Tengoklah, sinkronisasi antara pengetahuan dengan karakter belum terjadi, atau lebih parah lagi belum terpikirkan.
'3. Pendidikan Karakter di Sekolah
Seperti yang saya khawatirkan di atas bahwa Pendidikan Karakter di sekolah mungkin hanya menambah beban mata pelajaran ke siswa, saya bukan hendak mengatakan bahwa mata pelajaran itu tidak perlu, bukan begitu. Tetapi berpikir bahwa dengan memasukkan mata pelajaran Pendidikan Karakter ke kurikulum sekolah maka persoalan akan selesai, itu menjadi kesalahan yang sangat fatal. Tetapi tampaknya yang dipikirkan dan direncanakan pemerintah hanya seperti itu saja.

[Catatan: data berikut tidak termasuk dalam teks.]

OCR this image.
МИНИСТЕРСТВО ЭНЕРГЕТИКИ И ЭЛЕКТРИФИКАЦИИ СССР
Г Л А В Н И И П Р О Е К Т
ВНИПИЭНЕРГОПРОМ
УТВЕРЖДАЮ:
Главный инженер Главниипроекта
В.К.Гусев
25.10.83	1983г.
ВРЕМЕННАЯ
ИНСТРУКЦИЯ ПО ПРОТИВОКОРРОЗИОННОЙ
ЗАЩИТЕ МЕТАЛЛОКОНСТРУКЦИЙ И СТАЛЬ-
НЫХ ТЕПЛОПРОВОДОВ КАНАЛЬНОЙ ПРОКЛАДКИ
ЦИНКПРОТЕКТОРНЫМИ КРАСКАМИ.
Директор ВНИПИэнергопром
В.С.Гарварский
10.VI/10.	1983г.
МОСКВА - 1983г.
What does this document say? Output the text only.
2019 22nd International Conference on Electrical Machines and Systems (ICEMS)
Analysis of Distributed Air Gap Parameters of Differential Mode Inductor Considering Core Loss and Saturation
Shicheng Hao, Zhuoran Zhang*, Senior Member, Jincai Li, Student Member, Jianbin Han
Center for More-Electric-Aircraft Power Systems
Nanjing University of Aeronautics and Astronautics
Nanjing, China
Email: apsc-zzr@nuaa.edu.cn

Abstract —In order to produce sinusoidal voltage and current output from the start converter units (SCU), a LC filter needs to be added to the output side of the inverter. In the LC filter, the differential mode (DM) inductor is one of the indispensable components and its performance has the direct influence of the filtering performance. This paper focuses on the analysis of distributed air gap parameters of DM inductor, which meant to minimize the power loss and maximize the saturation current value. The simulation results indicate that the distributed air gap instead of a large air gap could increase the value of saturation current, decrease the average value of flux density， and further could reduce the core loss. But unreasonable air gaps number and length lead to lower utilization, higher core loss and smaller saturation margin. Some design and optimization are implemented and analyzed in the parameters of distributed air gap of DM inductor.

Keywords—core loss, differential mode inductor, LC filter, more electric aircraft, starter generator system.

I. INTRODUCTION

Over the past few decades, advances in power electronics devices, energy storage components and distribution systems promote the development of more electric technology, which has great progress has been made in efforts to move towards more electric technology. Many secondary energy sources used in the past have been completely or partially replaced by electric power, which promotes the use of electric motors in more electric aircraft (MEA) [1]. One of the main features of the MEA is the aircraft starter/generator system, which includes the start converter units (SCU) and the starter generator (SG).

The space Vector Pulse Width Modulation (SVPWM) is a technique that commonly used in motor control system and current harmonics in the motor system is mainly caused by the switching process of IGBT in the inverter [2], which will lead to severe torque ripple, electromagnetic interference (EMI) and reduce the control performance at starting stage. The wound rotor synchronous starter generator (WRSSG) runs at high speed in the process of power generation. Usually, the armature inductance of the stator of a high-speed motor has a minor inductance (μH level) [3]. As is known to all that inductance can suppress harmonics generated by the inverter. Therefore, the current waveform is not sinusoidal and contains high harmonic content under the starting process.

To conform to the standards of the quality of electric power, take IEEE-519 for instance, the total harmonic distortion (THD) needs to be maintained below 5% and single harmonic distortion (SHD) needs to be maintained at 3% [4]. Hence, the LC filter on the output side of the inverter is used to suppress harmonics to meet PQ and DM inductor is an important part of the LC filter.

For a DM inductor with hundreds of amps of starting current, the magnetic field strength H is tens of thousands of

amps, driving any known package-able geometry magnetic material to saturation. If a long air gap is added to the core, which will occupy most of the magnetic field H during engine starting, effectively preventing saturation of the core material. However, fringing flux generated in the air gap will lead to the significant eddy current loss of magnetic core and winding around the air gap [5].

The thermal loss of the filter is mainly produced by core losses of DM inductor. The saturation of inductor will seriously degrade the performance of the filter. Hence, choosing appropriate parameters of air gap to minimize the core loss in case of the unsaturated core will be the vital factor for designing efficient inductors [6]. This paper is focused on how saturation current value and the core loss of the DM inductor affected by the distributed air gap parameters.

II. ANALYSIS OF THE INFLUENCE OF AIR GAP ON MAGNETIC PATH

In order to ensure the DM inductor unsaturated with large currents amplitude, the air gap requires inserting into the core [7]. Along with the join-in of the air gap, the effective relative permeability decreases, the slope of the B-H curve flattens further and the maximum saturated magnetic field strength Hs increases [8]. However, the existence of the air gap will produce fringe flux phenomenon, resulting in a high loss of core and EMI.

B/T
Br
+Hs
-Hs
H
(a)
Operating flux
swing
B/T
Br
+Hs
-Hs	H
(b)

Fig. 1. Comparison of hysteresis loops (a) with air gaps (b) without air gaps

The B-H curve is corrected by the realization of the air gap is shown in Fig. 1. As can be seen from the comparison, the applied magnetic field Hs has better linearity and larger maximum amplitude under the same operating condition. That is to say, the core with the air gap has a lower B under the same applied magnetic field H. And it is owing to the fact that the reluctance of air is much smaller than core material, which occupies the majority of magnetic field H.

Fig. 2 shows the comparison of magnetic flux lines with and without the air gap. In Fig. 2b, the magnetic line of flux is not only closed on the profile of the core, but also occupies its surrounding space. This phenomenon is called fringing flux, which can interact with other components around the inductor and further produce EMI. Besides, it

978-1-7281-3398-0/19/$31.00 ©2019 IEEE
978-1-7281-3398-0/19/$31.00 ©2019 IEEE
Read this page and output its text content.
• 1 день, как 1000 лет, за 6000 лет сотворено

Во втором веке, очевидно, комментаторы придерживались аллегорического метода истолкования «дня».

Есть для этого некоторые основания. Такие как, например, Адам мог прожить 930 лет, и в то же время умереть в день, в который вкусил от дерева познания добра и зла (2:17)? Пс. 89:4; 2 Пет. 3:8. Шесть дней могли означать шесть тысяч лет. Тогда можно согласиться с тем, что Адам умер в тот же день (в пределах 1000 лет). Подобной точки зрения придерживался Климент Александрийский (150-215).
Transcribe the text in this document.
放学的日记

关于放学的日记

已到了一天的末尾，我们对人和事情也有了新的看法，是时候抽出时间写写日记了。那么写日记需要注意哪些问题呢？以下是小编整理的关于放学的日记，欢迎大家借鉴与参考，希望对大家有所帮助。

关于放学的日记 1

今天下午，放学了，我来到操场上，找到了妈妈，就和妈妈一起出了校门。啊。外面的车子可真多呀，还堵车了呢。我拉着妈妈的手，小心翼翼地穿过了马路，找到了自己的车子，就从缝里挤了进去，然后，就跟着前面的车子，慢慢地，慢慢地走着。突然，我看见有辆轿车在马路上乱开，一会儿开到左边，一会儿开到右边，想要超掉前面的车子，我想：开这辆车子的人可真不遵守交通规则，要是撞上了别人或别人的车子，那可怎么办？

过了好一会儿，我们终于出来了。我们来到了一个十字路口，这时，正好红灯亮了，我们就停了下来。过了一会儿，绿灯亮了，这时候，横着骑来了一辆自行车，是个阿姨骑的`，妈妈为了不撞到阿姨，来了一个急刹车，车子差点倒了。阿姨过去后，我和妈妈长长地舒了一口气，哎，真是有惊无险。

Yang hendak saya katakan adalah, meski mata pelajaran Pendidikan Karakter diampu oleh guru tertentu, tetapi Pendidikan Karakter itu harus menjadi kewajiban dari semua guru, apapun mata pelajaran yang diampu.
Mata pelajaran fisika harus menjadi salah satu sarana Pendidikan Karakter, begitu juga semua mata pelajaran lainnya. Pada setiap mata pelajaran pasti terdapat hal-hal yang dapat digunakan sebagai sarana pendidikan Karakter. Setiap situasi atau kondisi pasti dan harus dapat digunakan sebagai mendium Pendidikan Karakter. Semua jenis ujian di sekolah dapat digunakan sebagai sarana Pendidikan Karakter. Di prosus INTEN, paradigma kami tentang pendidikan karakter ya seperti itu.
Saat saya masuk ke ruang kelas hendak menyampaikan topik Mekanika gelombang, saya tenyakan terlebih dahulu tentang Mekanika getaran yang dipelajari seminggu yang lalu. Lupa pak, jawab siswa serentak. Ya, saya tahu kalian lupa, itu sebabnya saya tanyakan, ayo jawab. Pak, bagaimana menjawab kalau sudah lupa, tanya seorang siswa. Lupa adalah hal yang manusiawi sekali, semua orang pasti begitu, pasti tidak ada orang yang sekali ingat langsung ingat selamanya.Â
Nah, yang tidak manusiawi itu adalah kamu tahu bahwa kamu lupa, tetapi kamu biarkan dirimu lupa terus, pada hal buku catatan minggu lalu ada di depanmu, mengapa tidak kau baca ulang?. Tiba-tiba semua mereka serentak membuka catatan dan berebutan menjawab pertanyaanku tadi.
Terimakasih. belajar itu ya seperti itu saja, jangan takut lupa, jangan takut salah, jangan takut tidak mengerti. Sesungguhnya tindakan seperti itu sudah menjadi bagian dari Pendidikan Karakter.